IND submission timeline for PET probes. Based on the UCLA experience, an optimized timeline for generating the data and obtaining a PET probe IND from the FDA is expected to be 7 months. The pre-IND meeting package preparation followed by the pre-IND meeting with the FDA can be completed in 3 months. The pre-IND meeting is not required; however, the meeting is of great value to the sponsor and will allow the FDA and the sponsor to reach an agreement on the types of studies required to support the IND application. The sponsor can conduct the preclinical safety and toxicology studies after the pre-IND meeting parallel to completing the remaining components of the IND application. Completion of the preclinical studies and analysis of the data is expected to last three additional months. At this point, the sponsor will submit the complete IND package to the FDA and the application, if deemed acceptable by the FDA, will become active after 30 days of review.

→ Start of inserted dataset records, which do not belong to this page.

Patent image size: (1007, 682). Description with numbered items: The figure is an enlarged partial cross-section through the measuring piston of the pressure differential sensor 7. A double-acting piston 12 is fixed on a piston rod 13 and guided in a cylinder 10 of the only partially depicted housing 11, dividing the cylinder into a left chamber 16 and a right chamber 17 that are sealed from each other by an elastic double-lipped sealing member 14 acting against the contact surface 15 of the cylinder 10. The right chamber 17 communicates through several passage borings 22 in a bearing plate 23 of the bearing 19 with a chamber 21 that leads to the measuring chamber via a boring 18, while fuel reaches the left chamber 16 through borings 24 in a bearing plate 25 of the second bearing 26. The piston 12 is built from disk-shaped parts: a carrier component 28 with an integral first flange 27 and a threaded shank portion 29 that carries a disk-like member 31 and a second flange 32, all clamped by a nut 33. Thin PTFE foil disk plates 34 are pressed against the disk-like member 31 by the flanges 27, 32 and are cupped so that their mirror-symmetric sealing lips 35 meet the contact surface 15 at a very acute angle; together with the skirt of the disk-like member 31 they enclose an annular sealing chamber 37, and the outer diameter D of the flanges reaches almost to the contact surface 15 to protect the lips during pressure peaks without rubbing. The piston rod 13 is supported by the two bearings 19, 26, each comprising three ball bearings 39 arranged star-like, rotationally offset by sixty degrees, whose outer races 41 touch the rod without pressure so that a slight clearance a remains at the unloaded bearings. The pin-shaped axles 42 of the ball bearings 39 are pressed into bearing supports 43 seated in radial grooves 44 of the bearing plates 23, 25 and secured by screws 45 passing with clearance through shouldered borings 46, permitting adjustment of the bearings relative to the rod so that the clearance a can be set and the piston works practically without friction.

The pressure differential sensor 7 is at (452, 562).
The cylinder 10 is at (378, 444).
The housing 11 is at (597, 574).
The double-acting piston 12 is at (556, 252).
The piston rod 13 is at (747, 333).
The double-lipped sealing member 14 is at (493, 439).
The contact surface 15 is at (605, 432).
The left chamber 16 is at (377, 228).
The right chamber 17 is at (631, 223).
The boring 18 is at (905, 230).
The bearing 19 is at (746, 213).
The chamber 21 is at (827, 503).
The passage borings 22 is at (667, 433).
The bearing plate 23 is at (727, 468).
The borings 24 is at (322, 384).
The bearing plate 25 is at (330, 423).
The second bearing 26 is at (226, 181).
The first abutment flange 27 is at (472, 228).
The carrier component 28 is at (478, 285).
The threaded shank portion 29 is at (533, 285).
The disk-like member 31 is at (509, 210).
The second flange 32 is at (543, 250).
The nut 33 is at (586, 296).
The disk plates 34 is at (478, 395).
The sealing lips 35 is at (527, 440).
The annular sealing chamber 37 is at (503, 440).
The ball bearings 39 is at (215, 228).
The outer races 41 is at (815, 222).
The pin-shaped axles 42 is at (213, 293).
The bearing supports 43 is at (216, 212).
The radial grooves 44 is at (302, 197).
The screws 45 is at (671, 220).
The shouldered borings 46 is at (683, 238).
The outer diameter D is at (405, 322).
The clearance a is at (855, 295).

It is the goal of the DMMP at UCLA to continue working closely with the FDA to fulfill the regulatory requirements for PET imaging probes. New requirements outlined in the FDA Safety and Innovation Act (FDASIA) move towards electronic submission of IND applications in Electronic Common Technical Document (eCTD) format. We hope the FDA will make special accommodations for academic sites regarding PET probes in tracer doses by waiving the requirement for submission of eCTD INDs or providing additional tools to academic sites that reduce the cost and time of IND submissions while still maintaining the quality and safety standards relevant to PET probes.

It is critical for academic sites to have a streamlined and cost-effective approach to translate PET imaging probes from preclinical research to clinical investigations and investigate the degree to which preclinical findings for these probes apply to humans. This will allow for the (1) development and introduction of new molecular imaging diagnostics of disease that serve as an array of new assays to investigate the in vivo biology of disease in patients, (2) aid in the drug discovery and development processes, and (3) patient stratification for appropriate drug(s) and assessing therapeutic responses.